On Tuesday 14 June 2011 14:20:12 Henri Verbeet wrote:
I only looked over about half of this, doesn't look too crazy. You do have trailing spaces in a couple of places though. Here are some
Ya, I spotted them myself a while later, and didn't look for style issues before sending them to wine-devel. Though maybe I should look for better tools to watch out for slopiness like this.
As far as I'm concerned you can just submit this. I was going to do this myself, looks like you got there first.
Still didn't get around to test this on geforce 7 GPUs. It's possible that the bug this was supposed to fix is still around.
Besides, it is probably not necessary for the other patches. The consideration was that we'd have to verify the filter each draw, but I don't think setting a texture as sampler and render target simultaneously is allowed in d3d.
@@ -1913,6 +1928,10 @@ void surface_set_texture_name(struct ...
- if (surface_is_framebuffer(surface))
- {
IWineD3DDeviceImpl_MarkStateDirty(surface->resource.device,
STATE_FRAMEBUFFER); + } ...
What are these for?
The texture name one is not needed, I've removed that from the patch already. The allocate_surface check is needed in case a ddraw app changes the pixelformat via SetSurfaceDesc.
You may also have to handle an active RT getting unloaded, though I'm not entirely sure if that's allowed or not.

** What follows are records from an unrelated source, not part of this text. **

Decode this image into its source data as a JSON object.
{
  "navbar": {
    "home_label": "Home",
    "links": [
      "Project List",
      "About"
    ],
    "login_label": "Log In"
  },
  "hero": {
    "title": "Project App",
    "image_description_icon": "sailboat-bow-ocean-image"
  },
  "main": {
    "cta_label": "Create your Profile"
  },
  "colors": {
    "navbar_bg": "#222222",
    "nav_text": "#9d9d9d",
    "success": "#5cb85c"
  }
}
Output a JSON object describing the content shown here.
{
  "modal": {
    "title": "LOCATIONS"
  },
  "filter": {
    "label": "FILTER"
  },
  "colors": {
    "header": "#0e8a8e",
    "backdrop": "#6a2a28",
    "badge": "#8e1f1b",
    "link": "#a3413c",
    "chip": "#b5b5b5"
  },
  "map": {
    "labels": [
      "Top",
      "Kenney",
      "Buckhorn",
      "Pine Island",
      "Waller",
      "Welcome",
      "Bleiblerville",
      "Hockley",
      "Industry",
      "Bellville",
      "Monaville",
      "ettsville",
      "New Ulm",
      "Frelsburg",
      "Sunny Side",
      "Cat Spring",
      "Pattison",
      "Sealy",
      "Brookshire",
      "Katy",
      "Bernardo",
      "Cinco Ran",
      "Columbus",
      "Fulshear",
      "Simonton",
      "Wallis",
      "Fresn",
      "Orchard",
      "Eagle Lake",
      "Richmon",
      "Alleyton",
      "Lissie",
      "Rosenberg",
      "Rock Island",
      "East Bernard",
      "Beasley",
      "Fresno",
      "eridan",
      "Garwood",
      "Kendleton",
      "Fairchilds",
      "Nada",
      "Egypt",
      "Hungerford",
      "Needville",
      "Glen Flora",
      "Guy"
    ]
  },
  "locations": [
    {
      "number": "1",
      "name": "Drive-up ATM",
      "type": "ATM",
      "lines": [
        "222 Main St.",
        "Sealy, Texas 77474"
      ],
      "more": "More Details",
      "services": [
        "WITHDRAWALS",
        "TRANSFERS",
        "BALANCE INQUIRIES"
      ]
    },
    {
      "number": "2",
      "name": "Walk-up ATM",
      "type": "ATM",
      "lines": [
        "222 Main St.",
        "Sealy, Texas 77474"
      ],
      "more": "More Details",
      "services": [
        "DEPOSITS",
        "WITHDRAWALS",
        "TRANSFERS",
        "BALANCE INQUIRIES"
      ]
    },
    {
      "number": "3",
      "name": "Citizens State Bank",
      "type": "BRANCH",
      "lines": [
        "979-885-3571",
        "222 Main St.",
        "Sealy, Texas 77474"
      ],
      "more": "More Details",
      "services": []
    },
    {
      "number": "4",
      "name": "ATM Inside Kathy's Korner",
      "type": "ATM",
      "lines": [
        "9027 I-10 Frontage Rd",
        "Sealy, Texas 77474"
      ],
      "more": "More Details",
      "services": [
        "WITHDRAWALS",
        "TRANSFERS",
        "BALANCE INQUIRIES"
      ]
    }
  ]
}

It shouldn't be. RTs must be in the default pool, which can't be unloaded. Of course that doesn't stop our broken location management from screwing up, but that would be a separate issue.
Subject: [PATCH 09/14] wined3d: Make render target dirtification in draws cheaper
I've been thinking about getting rid of the texture == drawable stuff for FBOs, and instead just making texture <-> drawable loads a nop in load_location(). At the very least this would allow the check to always be against SFLAG_INDRAWABLE instead of surface->rt_location_flags, which IMHO looks more sane.
Yes, this sounds much better.
I wonder if the speedup is mostly for load_location(), modify_location() or both though? Maybe we can improve those functions themselves.
It's caused by both, I think it's plain call overhead. I'll double check that though. It may also be hyper-sensitivity of the draw overhead test. 260->270 fps isn't a lot when you consider that native gets ~1100 fps. But right now I have to take what I can get.